Fromages et solidarités
Ouverte, sa ferme l’est, bien au-delà du quartier. Mais encore sur des temps limités : essentiellement pendant les horaires de la vente directe des fromages (mercredi fin de journée, samedi fin de matinée) et pour l’accueil des scolaires. 700 à 800 enfants des écoles marseillaises ont ainsi été accueillis cette année, pour une visite de la ferme, la découverte des animaux, de la fabrication des fromages, des activités liées à l’environnement. « En plus de ces 15 heures hebdomadaires consacrées aux écoles, le cahier des charges m’impose également des activités payantes, 45 par an, qui sont réservées aux centres sociaux », précise Mairie Maurange.
Quelques rares autres moments publics sont également organisés : pour une visite de la ferme aux particuliers (payante) ou un anniversaire, ou encore à l’occasion d’un événement. Le dimanche 5 juin en matinée, la ferme a ainsi accueilli la fête du lait bio, une initiative de la fédération nationale de l’agriculture biologique.
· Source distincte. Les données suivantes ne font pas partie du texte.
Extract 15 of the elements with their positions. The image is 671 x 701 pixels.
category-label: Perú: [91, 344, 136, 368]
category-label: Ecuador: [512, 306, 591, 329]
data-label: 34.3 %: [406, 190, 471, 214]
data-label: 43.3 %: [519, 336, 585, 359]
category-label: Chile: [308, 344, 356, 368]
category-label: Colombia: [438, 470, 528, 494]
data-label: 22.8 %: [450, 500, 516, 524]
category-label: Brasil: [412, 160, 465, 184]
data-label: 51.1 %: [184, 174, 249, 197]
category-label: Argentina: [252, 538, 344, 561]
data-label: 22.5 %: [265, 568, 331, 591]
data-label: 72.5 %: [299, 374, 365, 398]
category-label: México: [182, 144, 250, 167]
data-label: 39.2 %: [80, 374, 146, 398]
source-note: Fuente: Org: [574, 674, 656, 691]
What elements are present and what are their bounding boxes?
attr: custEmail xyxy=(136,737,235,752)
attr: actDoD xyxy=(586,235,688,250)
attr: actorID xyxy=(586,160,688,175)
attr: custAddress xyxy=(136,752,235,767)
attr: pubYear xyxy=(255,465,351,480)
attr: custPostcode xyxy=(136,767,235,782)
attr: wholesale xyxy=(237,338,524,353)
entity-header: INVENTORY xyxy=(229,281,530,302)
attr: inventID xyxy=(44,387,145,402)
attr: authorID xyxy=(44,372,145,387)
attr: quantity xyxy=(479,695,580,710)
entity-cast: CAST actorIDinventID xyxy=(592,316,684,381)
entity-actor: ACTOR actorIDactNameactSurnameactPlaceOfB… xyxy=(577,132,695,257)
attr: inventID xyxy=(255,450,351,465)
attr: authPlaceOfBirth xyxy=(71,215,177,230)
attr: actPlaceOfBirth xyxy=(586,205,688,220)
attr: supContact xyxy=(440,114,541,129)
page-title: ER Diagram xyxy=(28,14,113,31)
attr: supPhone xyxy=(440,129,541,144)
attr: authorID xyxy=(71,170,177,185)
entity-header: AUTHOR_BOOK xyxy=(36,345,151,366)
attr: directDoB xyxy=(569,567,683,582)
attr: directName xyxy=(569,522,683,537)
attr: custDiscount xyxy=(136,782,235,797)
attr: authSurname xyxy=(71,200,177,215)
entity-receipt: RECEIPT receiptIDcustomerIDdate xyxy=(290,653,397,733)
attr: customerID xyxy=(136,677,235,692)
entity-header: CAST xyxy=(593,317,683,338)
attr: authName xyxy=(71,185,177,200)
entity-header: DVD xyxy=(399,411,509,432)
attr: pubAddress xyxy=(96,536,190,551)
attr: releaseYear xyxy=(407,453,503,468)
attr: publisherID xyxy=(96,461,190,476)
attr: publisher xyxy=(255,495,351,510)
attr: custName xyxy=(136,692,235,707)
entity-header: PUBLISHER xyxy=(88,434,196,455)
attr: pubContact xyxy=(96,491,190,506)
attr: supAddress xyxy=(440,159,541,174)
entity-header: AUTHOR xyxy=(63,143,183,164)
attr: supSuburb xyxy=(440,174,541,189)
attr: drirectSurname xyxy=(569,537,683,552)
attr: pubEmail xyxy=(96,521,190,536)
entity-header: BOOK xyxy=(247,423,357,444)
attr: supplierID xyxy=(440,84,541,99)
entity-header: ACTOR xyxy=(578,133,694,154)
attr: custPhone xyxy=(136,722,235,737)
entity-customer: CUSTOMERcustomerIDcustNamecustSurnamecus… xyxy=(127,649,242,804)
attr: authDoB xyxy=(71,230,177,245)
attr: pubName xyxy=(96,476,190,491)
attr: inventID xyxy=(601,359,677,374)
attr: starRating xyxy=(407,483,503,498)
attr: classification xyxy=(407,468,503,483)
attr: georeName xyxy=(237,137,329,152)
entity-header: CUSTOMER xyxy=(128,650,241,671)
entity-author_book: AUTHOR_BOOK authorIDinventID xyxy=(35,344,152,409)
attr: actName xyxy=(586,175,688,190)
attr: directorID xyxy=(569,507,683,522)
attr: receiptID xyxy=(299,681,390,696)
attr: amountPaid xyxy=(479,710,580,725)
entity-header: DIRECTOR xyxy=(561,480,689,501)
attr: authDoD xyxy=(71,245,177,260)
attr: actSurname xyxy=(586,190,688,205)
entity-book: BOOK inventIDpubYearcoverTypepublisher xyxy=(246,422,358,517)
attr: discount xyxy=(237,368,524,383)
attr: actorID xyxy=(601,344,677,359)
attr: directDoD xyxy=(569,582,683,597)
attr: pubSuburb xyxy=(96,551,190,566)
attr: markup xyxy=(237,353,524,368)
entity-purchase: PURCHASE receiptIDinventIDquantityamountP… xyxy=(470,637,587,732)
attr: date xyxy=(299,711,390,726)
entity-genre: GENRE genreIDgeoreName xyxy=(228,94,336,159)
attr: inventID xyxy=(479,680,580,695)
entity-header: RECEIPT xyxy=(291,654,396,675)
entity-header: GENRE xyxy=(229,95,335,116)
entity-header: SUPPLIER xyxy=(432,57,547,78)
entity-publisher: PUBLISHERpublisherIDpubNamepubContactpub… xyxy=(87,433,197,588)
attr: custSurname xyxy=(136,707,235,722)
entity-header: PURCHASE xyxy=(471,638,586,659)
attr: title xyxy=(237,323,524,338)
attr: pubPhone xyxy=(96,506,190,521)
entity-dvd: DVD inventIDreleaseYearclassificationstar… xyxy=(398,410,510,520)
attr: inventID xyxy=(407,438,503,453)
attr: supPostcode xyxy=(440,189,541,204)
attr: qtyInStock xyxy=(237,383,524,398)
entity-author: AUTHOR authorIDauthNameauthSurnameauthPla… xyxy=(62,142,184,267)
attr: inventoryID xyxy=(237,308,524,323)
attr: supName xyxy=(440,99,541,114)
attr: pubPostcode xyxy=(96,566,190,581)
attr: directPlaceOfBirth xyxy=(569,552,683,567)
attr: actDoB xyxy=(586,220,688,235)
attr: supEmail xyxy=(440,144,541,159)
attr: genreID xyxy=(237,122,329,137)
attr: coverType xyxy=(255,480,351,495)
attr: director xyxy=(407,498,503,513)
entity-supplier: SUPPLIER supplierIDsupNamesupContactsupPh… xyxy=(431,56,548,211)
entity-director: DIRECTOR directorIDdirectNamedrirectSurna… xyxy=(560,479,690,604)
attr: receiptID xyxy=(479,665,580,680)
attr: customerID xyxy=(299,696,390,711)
Quelques 200 personnes y ont participé, notamment pour découvrir le lieu et ses animaux, mais aussi pour s’informer sur l’agriculture bio et prendre un petit déjeuner copieux dans la prairie qui jouxte le potager et la chèvrerie. Les plus matinaux ont également pu assister à la traite. Arrivée dès 8h, la famille Boukrine a eu le temps de tout faire. « On est venu pour se distraire avec les gens. Il fait beau, les enfants se promènent, visitent la ferme, voient les animaux », apprécient Hadjil et Tajeb, deux retraités du quartier installés à une des tables de banquet et protégés par un parasol.
Bonne bouffe de quartier
Une réserve sur ce moment : le prix du petit déjeuner (5 euros pour les parents, 3 euros pour les enfants) imposé par le national, qui a pu freiner certains habitants des cités alentours. Cette question d’accessibilité à ses produits, à ses actions, à sa ferme et à la bonne bouffe d’une manière générale interroge l’agricultrice. « Une étude réalisée dans le 15ème arrondissement montre que les populations des quartiers populaires sont plus obèses, meurent plus tôt, ont du diabète, explique Marie Maurange. Les bobos vont dans les épiceries paysannes, au marché, mangent bio. Il reste les classes populaires à toucher, les plus nombreuses. »
Pour y remédier, la fermière a notamment un projet dans ses cartons : un jardin partagé au sein de la ferme. Mais pas n’importe lequel. « Un carré serait cassé en quatre, avec un coin pour les Comoriens, un pour les Marocains, un pour les Algériens, etc… Avec au milieu ce qui nous rassemble. On pourrait faire un banquet avec les produits », annonce l’agricultrice en moulant ses fromages. Et de conclure dans un nouveau sourire : « Partager un repas, c’est la base ! »
Amina Bounab, Dalila Aïssa, Sonia Halimi et Jean-François Poupelin
Avec plus de 10 % des emplois de Paca, l’Economie sociale et solidaire (ESS) est un levier important de développement. Mais elle a bien du mal à s’implanter dans les quartiers populaires, faute d’un manque de volonté politique et de financements publics. le Ravi a réuni des habitants de ces quartiers, à Marseille, en collaboration avec Le Mesclun, un tout jeune journal fabriqué dans la cité des Flamants (14e arr.), et à Avignon, au centre social de la Croix des Oiseaux, pour un nouveau volet de « Et si ? », notre projet de journalisme participatif. Ce sont eux qui ont réalisé cet article publié en juillet 2016 dans un supplément du Ravi n°143.